Aslında bu “başka sebep” de kur’an da var:
“Ve izâ maridtu fe huve yeşfîn” (Şuara 80)
Şifa’yı veren kimdir veya nedir? “huve” kelimesi ile “Alemlerin Rabbi” ne (Şuara 77) atıf yapıldığına göre “şifa” kelimesinden kastedilen şey de “ilaç yapmak veya ilaç kullanmak” olmamalıdır.
Acaba şöyle midir : Organizma da arıza yapabilir ve kusurlar oluşabilir. Ancak bu kusurların ve arızaların giderilmesi için yapılaması gereken şey, tıpkı başlangıçta processorlerin hücreleri yöneterek onların belli bir şekil ve bütünlük içerisinde çoğalmasını sağladığı gibi, bugün akledebilen bilgiyi yorumlayabilen varlık olan bizler, yani Adem’i varlık olan bizler de aynı şekilde geri dönerek kendi processorlerimizden bu arızanın giderilmesini mi istememiz gerekiyor? Şuara 80 böyle bir yönteme işaret ediyor olabilir mi? Gerçekte, yaratılış süreci içerisindeki gelişmeleri ve oluşum şekillerini dikkate aldığımız zaman, tam olarak ifade edilen şey budur.
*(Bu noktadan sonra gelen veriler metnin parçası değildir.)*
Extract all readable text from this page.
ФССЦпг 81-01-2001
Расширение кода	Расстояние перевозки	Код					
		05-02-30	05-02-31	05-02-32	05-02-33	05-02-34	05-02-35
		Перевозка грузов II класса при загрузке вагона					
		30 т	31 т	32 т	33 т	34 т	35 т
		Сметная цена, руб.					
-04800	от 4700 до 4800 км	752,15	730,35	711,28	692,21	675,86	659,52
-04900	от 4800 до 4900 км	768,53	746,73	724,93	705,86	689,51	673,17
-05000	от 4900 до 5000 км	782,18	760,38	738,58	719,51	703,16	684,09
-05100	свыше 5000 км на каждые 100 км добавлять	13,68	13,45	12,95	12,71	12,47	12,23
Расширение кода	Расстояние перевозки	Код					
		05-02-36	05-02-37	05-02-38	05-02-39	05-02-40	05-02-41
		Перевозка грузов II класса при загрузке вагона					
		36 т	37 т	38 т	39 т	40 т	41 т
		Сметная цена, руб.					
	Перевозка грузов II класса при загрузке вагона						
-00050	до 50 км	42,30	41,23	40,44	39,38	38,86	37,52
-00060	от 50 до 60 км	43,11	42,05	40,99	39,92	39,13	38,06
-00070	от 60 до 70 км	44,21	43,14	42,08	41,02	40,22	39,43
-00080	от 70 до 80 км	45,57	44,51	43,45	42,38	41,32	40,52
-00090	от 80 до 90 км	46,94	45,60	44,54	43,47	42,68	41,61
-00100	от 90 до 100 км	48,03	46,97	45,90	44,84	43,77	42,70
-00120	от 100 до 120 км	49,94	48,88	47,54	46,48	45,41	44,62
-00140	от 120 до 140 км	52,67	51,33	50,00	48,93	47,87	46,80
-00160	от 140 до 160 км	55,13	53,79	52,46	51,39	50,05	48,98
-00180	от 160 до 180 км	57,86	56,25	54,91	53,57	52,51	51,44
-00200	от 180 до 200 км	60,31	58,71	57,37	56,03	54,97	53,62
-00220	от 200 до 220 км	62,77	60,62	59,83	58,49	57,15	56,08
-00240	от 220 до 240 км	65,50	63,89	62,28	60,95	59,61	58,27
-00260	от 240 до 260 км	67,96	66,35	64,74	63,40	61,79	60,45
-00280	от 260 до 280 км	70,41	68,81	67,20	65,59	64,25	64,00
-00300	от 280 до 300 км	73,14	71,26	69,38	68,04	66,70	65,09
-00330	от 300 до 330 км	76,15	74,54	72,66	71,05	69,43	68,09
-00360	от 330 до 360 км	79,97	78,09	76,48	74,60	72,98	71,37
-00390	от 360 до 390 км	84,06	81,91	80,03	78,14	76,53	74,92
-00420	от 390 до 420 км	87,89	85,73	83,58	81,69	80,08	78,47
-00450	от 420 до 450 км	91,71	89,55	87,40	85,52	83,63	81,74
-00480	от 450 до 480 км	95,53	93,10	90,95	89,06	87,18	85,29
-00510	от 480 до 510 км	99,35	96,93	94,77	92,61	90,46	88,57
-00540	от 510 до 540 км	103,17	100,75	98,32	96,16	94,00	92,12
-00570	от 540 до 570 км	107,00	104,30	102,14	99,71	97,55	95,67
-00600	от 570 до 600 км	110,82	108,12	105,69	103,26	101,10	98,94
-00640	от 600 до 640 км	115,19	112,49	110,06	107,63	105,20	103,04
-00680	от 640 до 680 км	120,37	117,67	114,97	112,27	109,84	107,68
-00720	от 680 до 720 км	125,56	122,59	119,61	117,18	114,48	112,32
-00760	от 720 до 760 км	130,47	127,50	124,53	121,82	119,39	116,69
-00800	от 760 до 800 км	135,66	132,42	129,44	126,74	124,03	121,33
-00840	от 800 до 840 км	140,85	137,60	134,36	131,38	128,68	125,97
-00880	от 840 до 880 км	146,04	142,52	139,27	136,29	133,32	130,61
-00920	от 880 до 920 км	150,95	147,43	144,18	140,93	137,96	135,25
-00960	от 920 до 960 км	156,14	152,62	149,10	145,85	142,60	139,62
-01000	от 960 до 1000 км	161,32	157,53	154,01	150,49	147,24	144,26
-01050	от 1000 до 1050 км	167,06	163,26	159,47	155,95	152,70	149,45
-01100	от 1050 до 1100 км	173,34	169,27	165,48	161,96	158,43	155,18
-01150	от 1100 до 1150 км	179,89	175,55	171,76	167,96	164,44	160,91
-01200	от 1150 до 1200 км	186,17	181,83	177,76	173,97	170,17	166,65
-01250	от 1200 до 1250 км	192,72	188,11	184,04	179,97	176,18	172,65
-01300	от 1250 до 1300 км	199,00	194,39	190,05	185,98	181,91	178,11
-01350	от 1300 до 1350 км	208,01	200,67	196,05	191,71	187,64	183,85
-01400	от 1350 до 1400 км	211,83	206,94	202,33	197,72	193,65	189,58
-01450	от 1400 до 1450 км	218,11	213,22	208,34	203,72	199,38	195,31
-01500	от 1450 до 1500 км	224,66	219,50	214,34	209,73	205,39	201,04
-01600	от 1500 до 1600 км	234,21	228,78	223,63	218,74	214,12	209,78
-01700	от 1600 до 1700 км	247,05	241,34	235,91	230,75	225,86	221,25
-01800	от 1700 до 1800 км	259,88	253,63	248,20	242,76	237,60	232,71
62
Demek ki, organizma belli bir olgunluğa ulaşmış olsa bile, sistemden bağımsız değildir ve her türlü arıza bu yolla giderilebilir. Önemli olan sistem içerisindeki iletişimi sürdürebilmektir. İletişim koptuğu zaman evrim de durur gelişme de durur. Münafıklar için kullanılan “fi kulubihim maradun” ifadesi de bunu açıklamaktadır.
Eğer başka bir yöntem olsa idi, Kur’an ın bunu mutlaka açıklamış olması gerekmiyor muydu?